Der Wind passt eigentlich fast nie. Entweder gibt es zu viel Wind oder zu wenig. Bei zu wenig Wind torkelt das Schiff durch die Wellen, weil die Spannung fehlt, für die sonst die Segel sorgen. Weht zu viel Wind, sticht das Schiff oft in die Wellen hinein, es gibt heftige Schläge.

Manchmal scheint die Sonne. Dann brennt sie vom Himmel, wird vom Wasser gespiegelt und man muss die Augen zukneifen, um geblendet zu werden. Die Sonnenbrillen helfen nur bedingt. Manchmal regnet es. Dann sitzt man in Regenklamotten da und sucht zwischen den Böen den Frachter, den man eben noch auf dem AIS gesehen hat. Ein wolkenverhangener, bedeckter Himmel ist mir persönlich am liebsten.

Ruhig ist es auf keinen Fall. Im Frischwassertank schwappt das Wasser. Die hölzerne Innenverkleidung knarzt mit der Außenschale des Schiffs um die Wette. Ab und an schlagen Wellen gegen den Rumpf, das tut dumpfe Schläge. Wenn das Schiff zu hart in die Wellen einsetzt, kracht es wie ein starker Hammerschlag. Oft schlägt die Schiffsglocke laut an. Im Hintergrund hört man kontinuierlich das Wimmern des elektrischen Autopiloten. Bei Rollbewegungen klirren alle Gläser im Regal. Läuft der Motor, kommt auch noch das beständige Dröhnen des Diesels hinzu. Stunde für Stunde. Tag und Nacht.

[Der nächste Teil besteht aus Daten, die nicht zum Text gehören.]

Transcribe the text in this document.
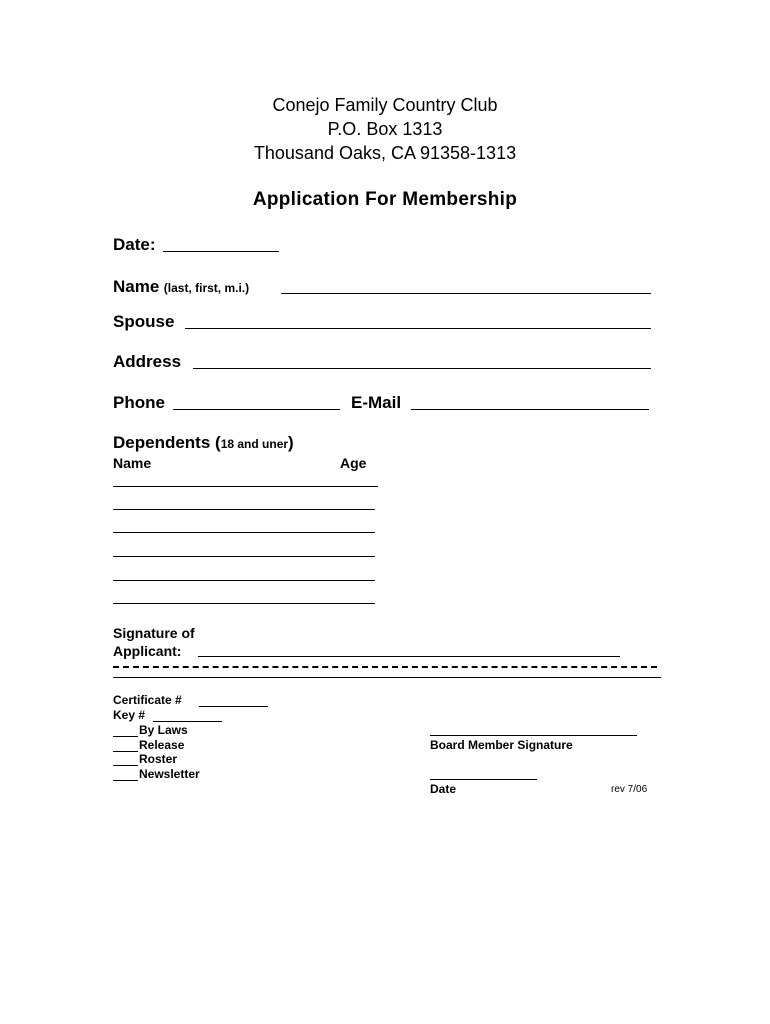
Conejo Family Country Club
P.O. Box 1313
Thousand Oaks, CA 91358-1313
Application For Membership
Date:
Name (last, first, m.i.)
Spouse
Address
Phone	E-Mail
Dependents (18 and uner)
Name	Age
Signature of
Applicant:
Certificate #
Key #
By Laws
Release
Roster
Newsletter
Board Member Signature
Date	rev 7/06
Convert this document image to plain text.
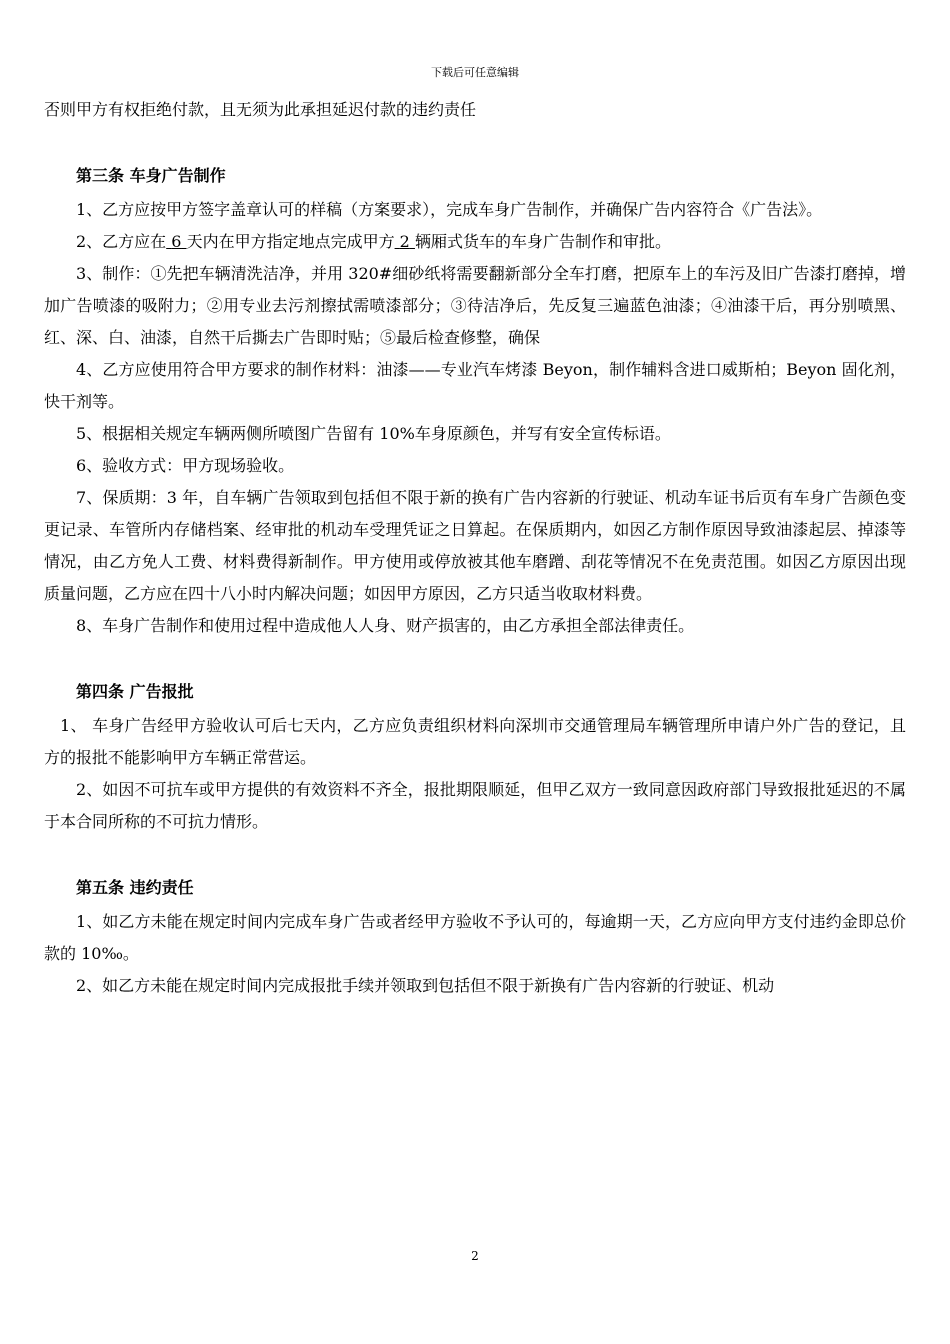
下载后可任意编辑

否则甲方有权拒绝付款，且无须为此承担延迟付款的违约责任

第三条 车身广告制作

1、乙方应按甲方签字盖章认可的样稿（方案要求），完成车身广告制作，并确保广告内容符合《广告法》。

2、乙方应在 6 天内在甲方指定地点完成甲方 2 辆厢式货车的车身广告制作和审批。

3、制作：①先把车辆清洗洁净，并用 320#细砂纸将需要翻新部分全车打磨，把原车上的车污及旧广告漆打磨掉，增加广告喷漆的吸附力；②用专业去污剂擦拭需喷漆部分；③待洁净后，先反复三遍蓝色油漆；④油漆干后，再分别喷黑、红、深、白、油漆，自然干后撕去广告即时贴；⑤最后检查修整，确保

4、乙方应使用符合甲方要求的制作材料：油漆——专业汽车烤漆 Beyon，制作辅料含进口威斯柏；Beyon 固化剂，快干剂等。

5、根据相关规定车辆两侧所喷图广告留有 10%车身原颜色，并写有安全宣传标语。

6、验收方式：甲方现场验收。

7、保质期：3 年，自车辆广告领取到包括但不限于新的换有广告内容新的行驶证、机动车证书后页有车身广告颜色变更记录、车管所内存储档案、经审批的机动车受理凭证之日算起。在保质期内，如因乙方制作原因导致油漆起层、掉漆等情况，由乙方免人工费、材料费得新制作。甲方使用或停放被其他车磨蹭、刮花等情况不在免责范围。如因乙方原因出现质量问题，乙方应在四十八小时内解决问题；如因甲方原因，乙方只适当收取材料费。

8、车身广告制作和使用过程中造成他人人身、财产损害的，由乙方承担全部法律责任。

第四条 广告报批

1、 车身广告经甲方验收认可后七天内，乙方应负责组织材料向深圳市交通管理局车辆管理所申请户外广告的登记，且方的报批不能影响甲方车辆正常营运。

2、如因不可抗车或甲方提供的有效资料不齐全，报批期限顺延，但甲乙双方一致同意因政府部门导致报批延迟的不属于本合同所称的不可抗力情形。

第五条 违约责任

1、如乙方未能在规定时间内完成车身广告或者经甲方验收不予认可的，每逾期一天，乙方应向甲方支付违约金即总价款的 10‰。

2、如乙方未能在规定时间内完成报批手续并领取到包括但不限于新换有广告内容新的行驶证、机动

2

Die Entspannung wird oft zu Langeweile. Bei einer kleinen Crew von zwei Personen ist man permanent müde, weil es nicht genug Schlaf gibt. Man muss aufmerksam sein, läuft aber immer wieder Gefahr, in den Schlaf zu fallen. Das ist schlecht, dann fährt man vielleicht andere Boote über den Haufen oder wird selbst zu Klump gefahren. Immer wieder muss man rundum schauen, ob sich nicht ein anderes Schiff verbirgt. Das ist fast nie der Fall, deswegen will der Körper wieder dösen, schlafen, ausruhen.

Alte Dünung, also bewegte See, ist oft noch tagelang im Wasser zu spüren. Dazu wird die See durch den aktuellen Wind bewegt. Die sanfte Schaukelbewegung wird zu einer harten Schüttelei. Jede Bewegung, die man im Schiff macht, führt zu blauen Flecken. Irgendwo ist immer eine Kante, an der man sich stoßen kann.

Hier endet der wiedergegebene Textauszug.